Tuesday, September 22, 2009

Mascots: Creepers in Disguise?

While visiting the future Mrs. Buck in Pennsylvania over the past weekend I was able to catch a local college football game at Kutztown University. When I was not watching the Kutztown Bears be brutally slaughtered, I was observing an interesting breach to American social etiquette: Mascots. The Kutztown Golden Bear was no different than any other mascot with the exception that he looked like he belonged in a kids cereal commercial and not a college football game. What stood out to me was that mascots throughout the world are granted free reign to defy all of the unspoken rules of strangers.

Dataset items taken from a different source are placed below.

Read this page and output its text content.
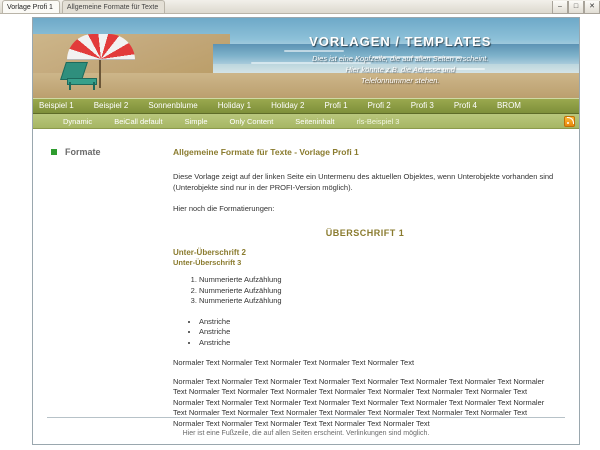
Vorlage Profi 1	Allgemeine Formate für Texte	–	□	✕
VORLAGEN / TEMPLATES
Dies ist eine Kopfzeile, die auf allen Seiten erscheint.
Hier könnte z.B. die Adresse und
Telefonnummer stehen.
Beispiel 1	Beispiel 2	Sonnenblume	Holiday 1	Holiday 2	Profi 1	Profi 2	Profi 3	Profi 4	BROM
Dynamic	BeiCall default	Simple	Only Content	Seiteninhalt	rls-Beispiel 3
Formate	Allgemeine Formate für Texte - Vorlage Profi 1

Diese Vorlage zeigt auf der linken Seite ein Untermenu des aktuellen Objektes, wenn Unterobjekte vorhanden sind (Unterobjekte sind nur in der PROFI-Version möglich).

Hier noch die Formatierungen:

ÜBERSCHRIFT 1
Unter-Überschrift 2
Unter-Überschrift 3
1. Nummerierte Aufzählung
2. Nummerierte Aufzählung
3. Nummerierte Aufzählung
• Anstriche
• Anstriche
• Anstriche
Normaler Text Normaler Text Normaler Text Normaler Text Normaler Text
Normaler Text Normaler Text Normaler Text Normaler Text Normaler Text Normaler Text Normaler Text Normaler Text Normaler Text Normaler Text Normaler Text Normaler Text Normaler Text Normaler Text Normaler Text Normaler Text Normaler Text Normaler Text Normaler Text Normaler Text Normaler Text Normaler Text Normaler Text Normaler Text Normaler Text Normaler Text Normaler Text Normaler Text Normaler Text Normaler Text Normaler Text Normaler Text Normaler Text Text Normaler Text Normaler Text
Hier ist eine Fußzeile, die auf allen Seiten erscheint. Verlinkungen sind möglich.
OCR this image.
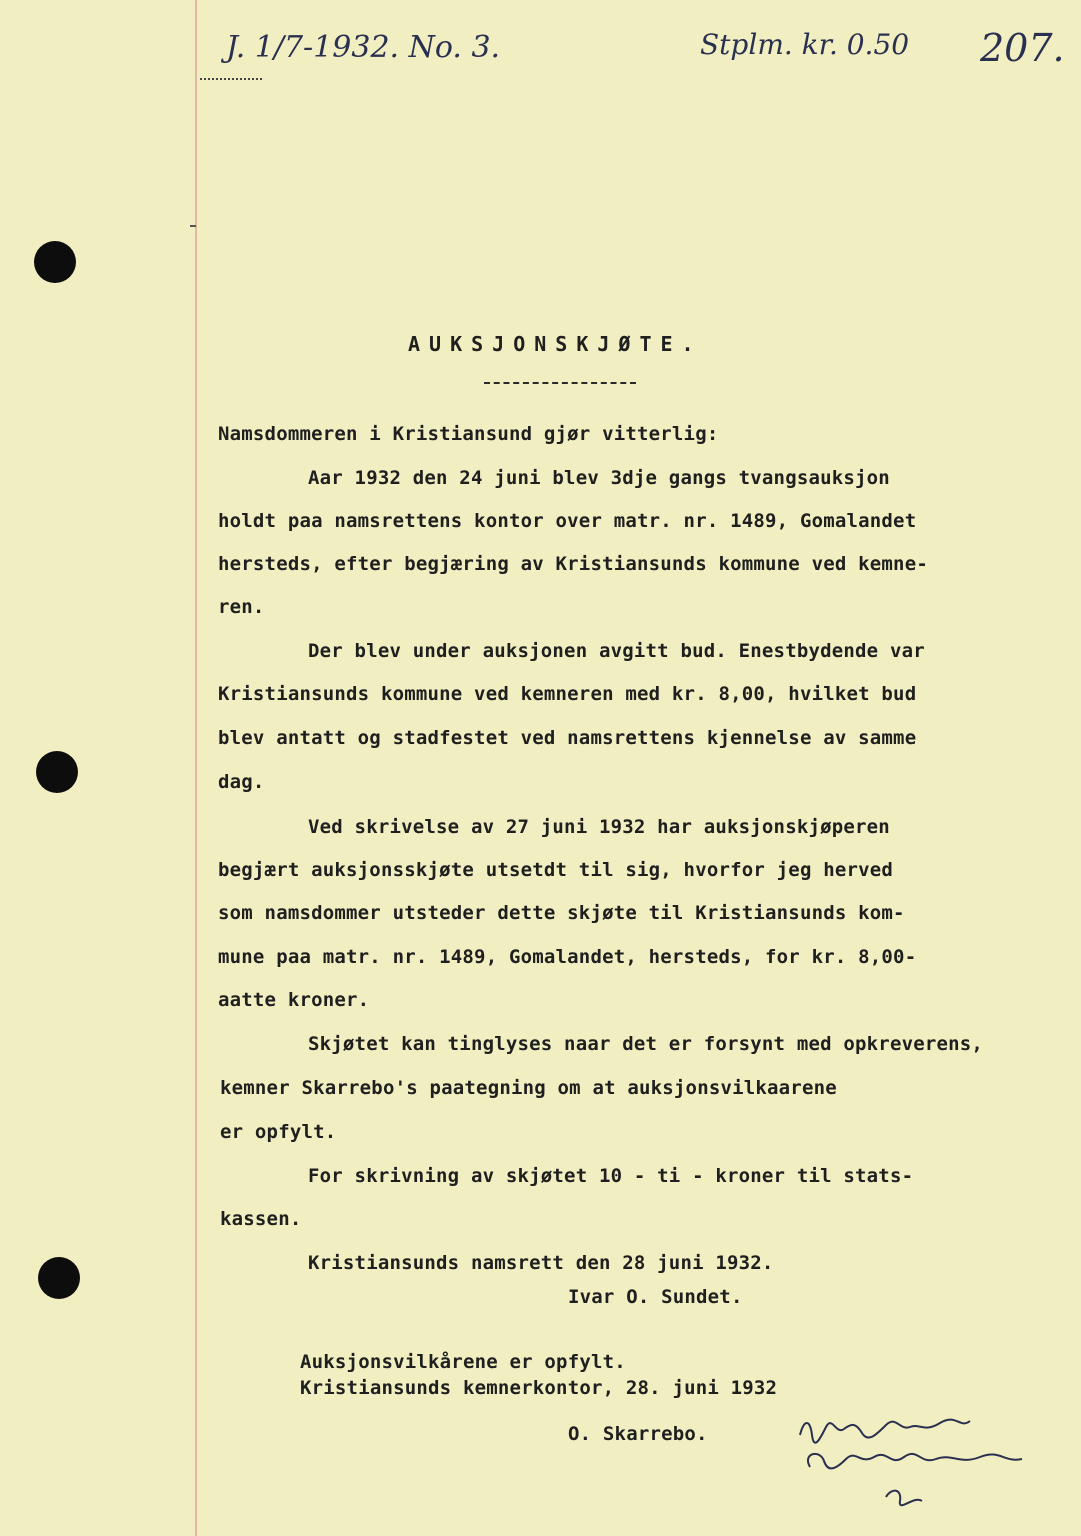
J. 1/7-1932. No. 3.	Stplm. kr. 0.50 207.
AUKSJONSKJØTE.
Namsdommeren i Kristiansund gjør vitterlig:
Aar 1932 den 24 juni blev 3dje gangs tvangsauksjon
holdt paa namsrettens kontor over matr. nr. 1489, Gomalandet
hersteds, efter begjæring av Kristiansunds kommune ved kemne-
ren.
Der blev under auksjonen avgitt bud. Enestbydende var
Kristiansunds kommune ved kemneren med kr. 8,00, hvilket bud
blev antatt og stadfestet ved namsrettens kjennelse av samme
dag.
Ved skrivelse av 27 juni 1932 har auksjonskjøperen
begjært auksjonsskjøte utsetdt til sig, hvorfor jeg herved
som namsdommer utsteder dette skjøte til Kristiansunds kom-
mune paa matr. nr. 1489, Gomalandet, hersteds, for kr. 8,00-
aatte kroner.
Skjøtet kan tinglyses naar det er forsynt med opkreverens,
kemner Skarrebo's paategning om at auksjonsvilkaarene
er opfylt.
For skrivning av skjøtet 10 - ti - kroner til stats-
kassen.
Kristiansunds namsrett den 28 juni 1932.
Ivar O. Sundet.
Auksjonsvilkårene er opfylt.
Kristiansunds kemnerkontor, 28. juni 1932
O. Skarrebo.
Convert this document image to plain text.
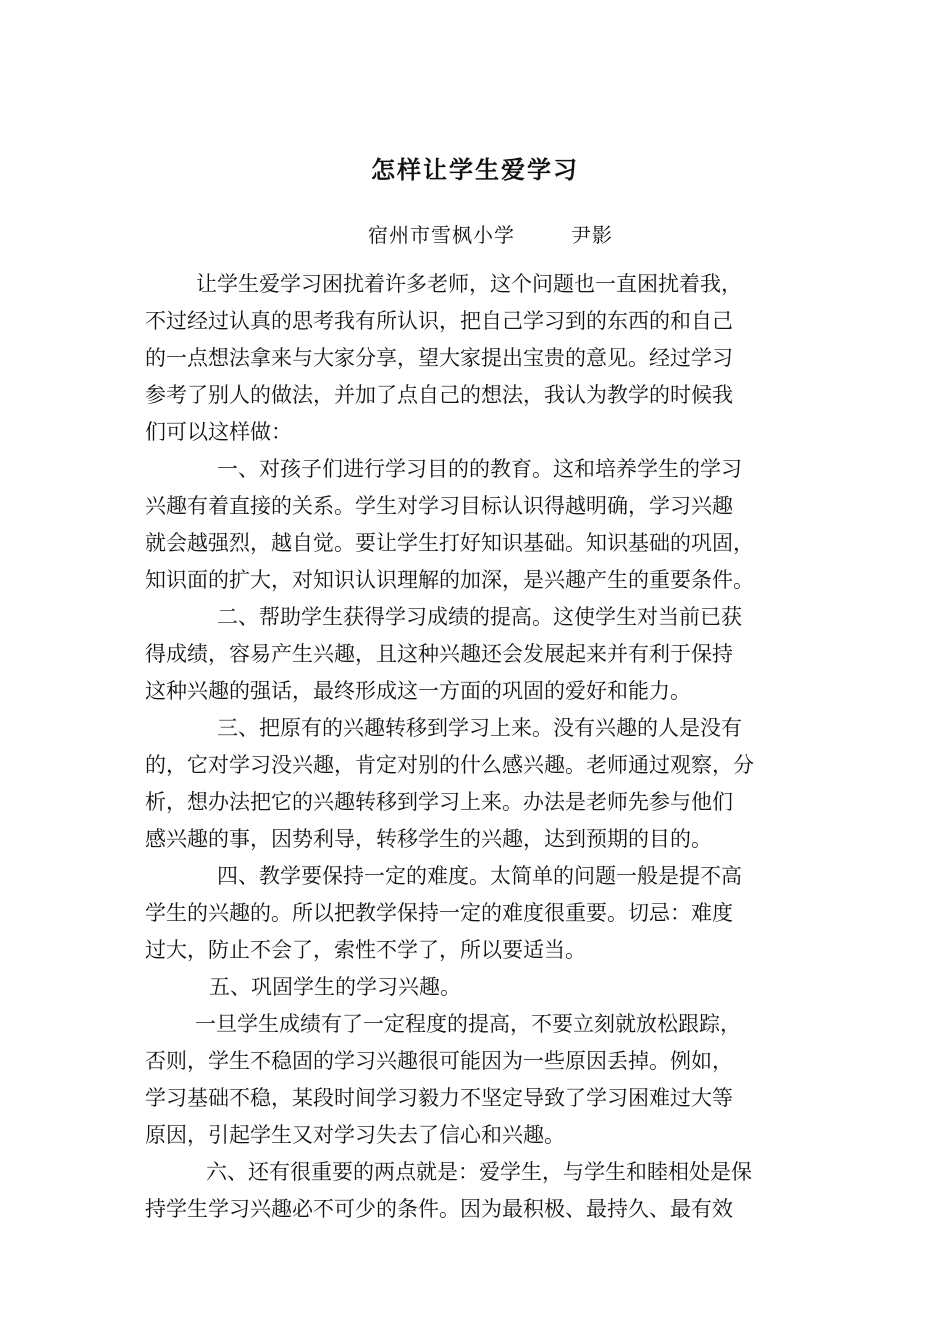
怎样让学生爱学习
宿州市雪枫小学	尹影
让学生爱学习困扰着许多老师，这个问题也一直困扰着我，
不过经过认真的思考我有所认识，把自己学习到的东西的和自己
的一点想法拿来与大家分享，望大家提出宝贵的意见。经过学习
参考了别人的做法，并加了点自己的想法，我认为教学的时候我
们可以这样做：
一、对孩子们进行学习目的的教育。这和培养学生的学习
兴趣有着直接的关系。学生对学习目标认识得越明确，学习兴趣
就会越强烈，越自觉。要让学生打好知识基础。知识基础的巩固，
知识面的扩大，对知识认识理解的加深，是兴趣产生的重要条件。
二、帮助学生获得学习成绩的提高。这使学生对当前已获
得成绩，容易产生兴趣，且这种兴趣还会发展起来并有利于保持
这种兴趣的强话，最终形成这一方面的巩固的爱好和能力。
三、把原有的兴趣转移到学习上来。没有兴趣的人是没有
的，它对学习没兴趣，肯定对别的什么感兴趣。老师通过观察，分
析，想办法把它的兴趣转移到学习上来。办法是老师先参与他们
感兴趣的事，因势利导，转移学生的兴趣，达到预期的目的。
四、教学要保持一定的难度。太简单的问题一般是提不高
学生的兴趣的。所以把教学保持一定的难度很重要。切忌：难度
过大，防止不会了，索性不学了，所以要适当。
五、巩固学生的学习兴趣。
一旦学生成绩有了一定程度的提高，不要立刻就放松跟踪，
否则，学生不稳固的学习兴趣很可能因为一些原因丢掉。例如，
学习基础不稳，某段时间学习毅力不坚定导致了学习困难过大等
原因，引起学生又对学习失去了信心和兴趣。
六、还有很重要的两点就是：爱学生，与学生和睦相处是保
持学生学习兴趣必不可少的条件。因为最积极、最持久、最有效
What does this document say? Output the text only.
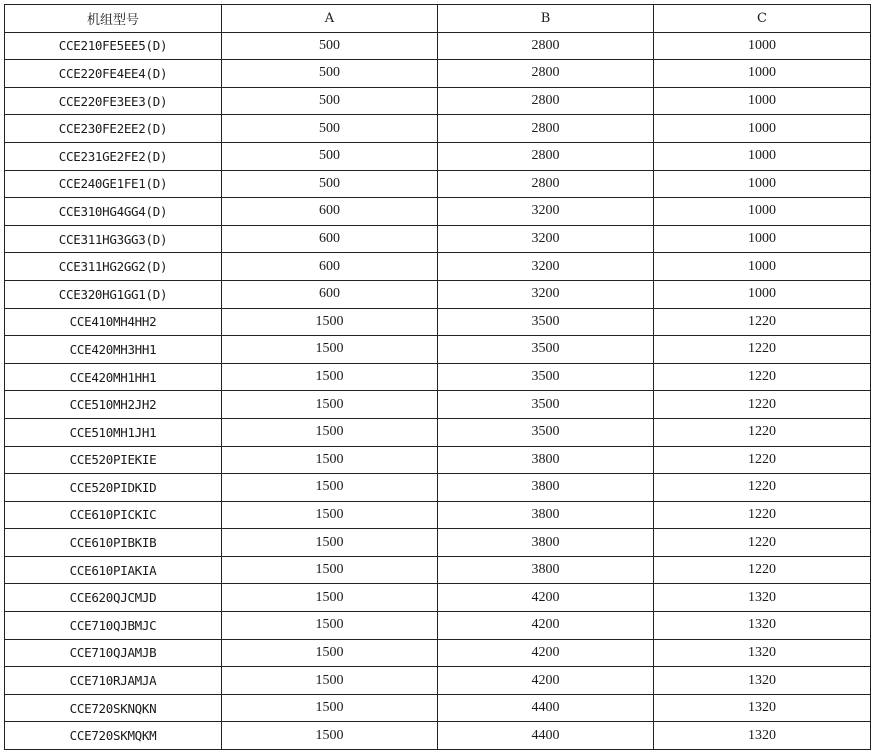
机组型号	A	B	C
CCE210FE5EE5(D)	500	2800	1000
CCE220FE4EE4(D)	500	2800	1000
CCE220FE3EE3(D)	500	2800	1000
CCE230FE2EE2(D)	500	2800	1000
CCE231GE2FE2(D)	500	2800	1000
CCE240GE1FE1(D)	500	2800	1000
CCE310HG4GG4(D)	600	3200	1000
CCE311HG3GG3(D)	600	3200	1000
CCE311HG2GG2(D)	600	3200	1000
CCE320HG1GG1(D)	600	3200	1000
CCE410MH4HH2	1500	3500	1220
CCE420MH3HH1	1500	3500	1220
CCE420MH1HH1	1500	3500	1220
CCE510MH2JH2	1500	3500	1220
CCE510MH1JH1	1500	3500	1220
CCE520PIEKIE	1500	3800	1220
CCE520PIDKID	1500	3800	1220
CCE610PICKIC	1500	3800	1220
CCE610PIBKIB	1500	3800	1220
CCE610PIAKIA	1500	3800	1220
CCE620QJCMJD	1500	4200	1320
CCE710QJBMJC	1500	4200	1320
CCE710QJAMJB	1500	4200	1320
CCE710RJAMJA	1500	4200	1320
CCE720SKNQKN	1500	4400	1320
CCE720SKMQKM	1500	4400	1320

If a stranger were to come up to you at a football game and give you a big hug, sit down on your lap, spill popcorn on your head, put their arm around your small child, or just come up close and stare at you, there would be very good odds that stranger would end up getting the living crap beat out of them. Now take all of these same actions, put the stranger in a big fluffy animal costume with a big smile on their face, and suddenly everything is perfectly acceptable! Just because the mascot mask looks like an innocent smiling bear doesn't mean there's an innocent smiling bear on the inside. There could be a major creeper underneath there. What is the interview process like for a mascot? Maybe they should go through a full background check, do a polygraph, and have a good psych evaluation.

Nothing is as it seems.


  1. My brother has always had a deep-rooted fear of these guys. He would cry if any "costume-guy" got near him. Now I agree with him! At the Reds game this summer, the Gapper gave a nearby fan, a lap-dance. Fuzzy costume or not, I would hit any stranger upside the head if he tried to do that to me!

  2. I think it was Gapper who gave JP a wedggie when they came to our house. He can't be all bad, he used to have a hedgehog.